It is then applied to a for loop to verify the performance of this model for prediction, doing a new parameter estimation every 24 hours:

#first iteration and initialization
starting_datetime = pd.Timestamp("2015-02-01 00:00", tz="US/Eastern")
n_days_pred = 1
i = 1
i_max = 1
n_timesteps = int(n_days_pred*24*3600 / timestep)
finishing_datetime = starting_datetime + timedelta(hours = (24*n_days_pred))
train_results = train (starting_datetime,finishing_datetime,i,i_max)
finishing_datetime = starting_datetime + timedelta(hours = (24*n_days_pred*2))
X_pred = prediction (train_results, starting_datetime,finishing_datetime)
#the rest of the iterations
training_time = []
params=[]
i_max = 13
for i in range (2,i_max+1):
    finishing_datetime = starting_datetime + timedelta(hours = (24*n_days_pred*i))
    start_train = time.time()
    train_results = train (starting_datetime,finishing_datetime,i,i_max)
    print(train_results)
    end_train = time.time()
    training_time.append(end_train - start_train)
    print(i)
    print(training_time)
    params.append(train_results)
    starting_datetime_pred = finishing_datetime
    finishing_datetime_pred = finishing_datetime + timedelta(hours = (24*n_days_pred*1))
    X_pred_new = prediction (train_results, starting_datetime_pred,finishing_datetime_pred)
    X_pred = np.concatenate((X_pred,X_pred_new[-n_timesteps:]))

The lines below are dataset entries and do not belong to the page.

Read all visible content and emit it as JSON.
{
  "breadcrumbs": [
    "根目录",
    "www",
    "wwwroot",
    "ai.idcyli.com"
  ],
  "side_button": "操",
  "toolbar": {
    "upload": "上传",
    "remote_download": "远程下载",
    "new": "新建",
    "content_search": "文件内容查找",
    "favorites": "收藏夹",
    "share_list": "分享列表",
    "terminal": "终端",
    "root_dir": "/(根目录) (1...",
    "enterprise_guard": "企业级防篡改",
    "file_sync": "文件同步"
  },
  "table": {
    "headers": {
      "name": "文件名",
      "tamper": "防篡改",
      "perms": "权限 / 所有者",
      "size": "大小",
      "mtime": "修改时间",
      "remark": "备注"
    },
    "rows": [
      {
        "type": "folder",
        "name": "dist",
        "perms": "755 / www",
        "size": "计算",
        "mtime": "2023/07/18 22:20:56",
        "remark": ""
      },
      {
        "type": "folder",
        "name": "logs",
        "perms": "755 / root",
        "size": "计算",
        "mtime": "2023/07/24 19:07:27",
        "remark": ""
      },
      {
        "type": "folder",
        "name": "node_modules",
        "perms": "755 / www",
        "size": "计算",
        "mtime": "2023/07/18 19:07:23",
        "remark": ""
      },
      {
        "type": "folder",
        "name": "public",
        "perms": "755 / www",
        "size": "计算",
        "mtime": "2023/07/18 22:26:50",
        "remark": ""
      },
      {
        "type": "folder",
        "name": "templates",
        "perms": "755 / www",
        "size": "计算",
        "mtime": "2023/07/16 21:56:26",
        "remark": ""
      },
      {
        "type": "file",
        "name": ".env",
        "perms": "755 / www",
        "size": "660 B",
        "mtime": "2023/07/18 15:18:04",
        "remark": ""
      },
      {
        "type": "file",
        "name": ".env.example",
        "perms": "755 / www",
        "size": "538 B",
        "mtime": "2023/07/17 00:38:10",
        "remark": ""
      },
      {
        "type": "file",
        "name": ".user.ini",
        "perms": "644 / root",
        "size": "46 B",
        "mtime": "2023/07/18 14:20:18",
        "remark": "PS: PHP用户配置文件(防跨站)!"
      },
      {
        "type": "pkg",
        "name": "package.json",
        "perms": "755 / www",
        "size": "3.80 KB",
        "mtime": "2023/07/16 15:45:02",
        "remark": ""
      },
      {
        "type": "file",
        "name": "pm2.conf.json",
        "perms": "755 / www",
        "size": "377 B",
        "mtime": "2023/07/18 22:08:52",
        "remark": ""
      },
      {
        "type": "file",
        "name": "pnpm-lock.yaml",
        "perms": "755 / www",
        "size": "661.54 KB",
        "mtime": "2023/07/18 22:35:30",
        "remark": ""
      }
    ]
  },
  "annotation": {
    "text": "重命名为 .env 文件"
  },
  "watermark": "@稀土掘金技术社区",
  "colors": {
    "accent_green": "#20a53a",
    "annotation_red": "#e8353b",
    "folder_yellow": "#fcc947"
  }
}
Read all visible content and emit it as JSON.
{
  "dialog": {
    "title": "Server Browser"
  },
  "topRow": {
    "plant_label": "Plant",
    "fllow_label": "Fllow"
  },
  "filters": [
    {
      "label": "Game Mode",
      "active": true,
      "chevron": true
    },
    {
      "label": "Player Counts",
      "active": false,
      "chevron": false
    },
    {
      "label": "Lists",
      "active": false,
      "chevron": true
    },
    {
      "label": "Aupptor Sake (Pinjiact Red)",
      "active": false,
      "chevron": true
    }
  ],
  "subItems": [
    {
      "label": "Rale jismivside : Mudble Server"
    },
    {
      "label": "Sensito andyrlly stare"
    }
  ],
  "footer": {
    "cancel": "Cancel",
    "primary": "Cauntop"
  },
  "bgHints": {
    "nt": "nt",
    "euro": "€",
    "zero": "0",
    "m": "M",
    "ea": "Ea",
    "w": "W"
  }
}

The prediction function is just the same model that uses the trained parameters to make predictions for the temperatures of the 5 building zones (IMODE 4). Almost all the time is spent computing the parameter estimation. The training computation time at every iteration is: [ 17.77, 34.25, 61.95, 97.31, 152.96, 215.53, 319.42, 463.88, 548.74, 691.37, 946.15, 1144.1 ] Last iteration takes around 19 minutes and it uses a 2 weeks dataset. The report of this last iteration, with the computation times included (DIAGLEVEL=1), is the following (i had to cut some parts because of characters limit):

 Called files( 35 )
 READ info FILE FOR VARIABLE DEFINITION: gk_model116.info
 initialization step:  0
 Parsing model file gk_model116.apm
 Read model file (sec): 0.013000000000000012
 Initialize constants (sec): 0.
 Determine model size (sec): 0.006000000000000005
 Allocate memory (sec): 0.
 Parse and store model (sec): 0.0030000000000000027
 
 --------- APM Model Size ------------
 Each time step contains
   Objects      :  0
   Constants    :  0
   Variables    :  58
   Intermediates:  0
   Connections  :  0
   Equations    :  5
   Residuals    :  5
 
 Error checking (sec): 0.0010000000000000009
 Compile equations (sec): 0.002999999999999975
 Check for uninitialized intermediates (sec): 0.
 ------------------------------------------------------
 Total Parse Time (sec): 0.027000000000000007
 initialization step:  1
 initialization step:  2
 initialization step:  3
 Called files( 8 )
 Files(8): File Read ss.t0 F
 files: ss.t0 does not exist
 Called files( 31 )
 READ info FILE FOR PROBLEM DEFINITION: gk_model116.info
 initialization step:  4
 Called files( 31 )
 READ info FILE FOR PROBLEM DEFINITION: gk_model116.info
 WARNING: restart file not found - est.t0
 Called files( 51 )
 Read DBS File defaults.dbs
 files: defaults.dbs does not exist
 Called files( 51 )
 Read DBS File gk_model116.dbs
 files: gk_model116.dbs does not exist
 Called files( 51 )
 Read DBS File measurements.dbs
 Called files( 51 )
 Read DBS File overrides.dbs
 files: overrides.dbs does not exist
 Number of state variables:    179746
 Number of total equations: -  179712
 Number of slack variables: -  0
 ---------------------------------------
 Degrees of freedom       :    34

This is Ipopt version 3.10.2, running with linear solver mumps.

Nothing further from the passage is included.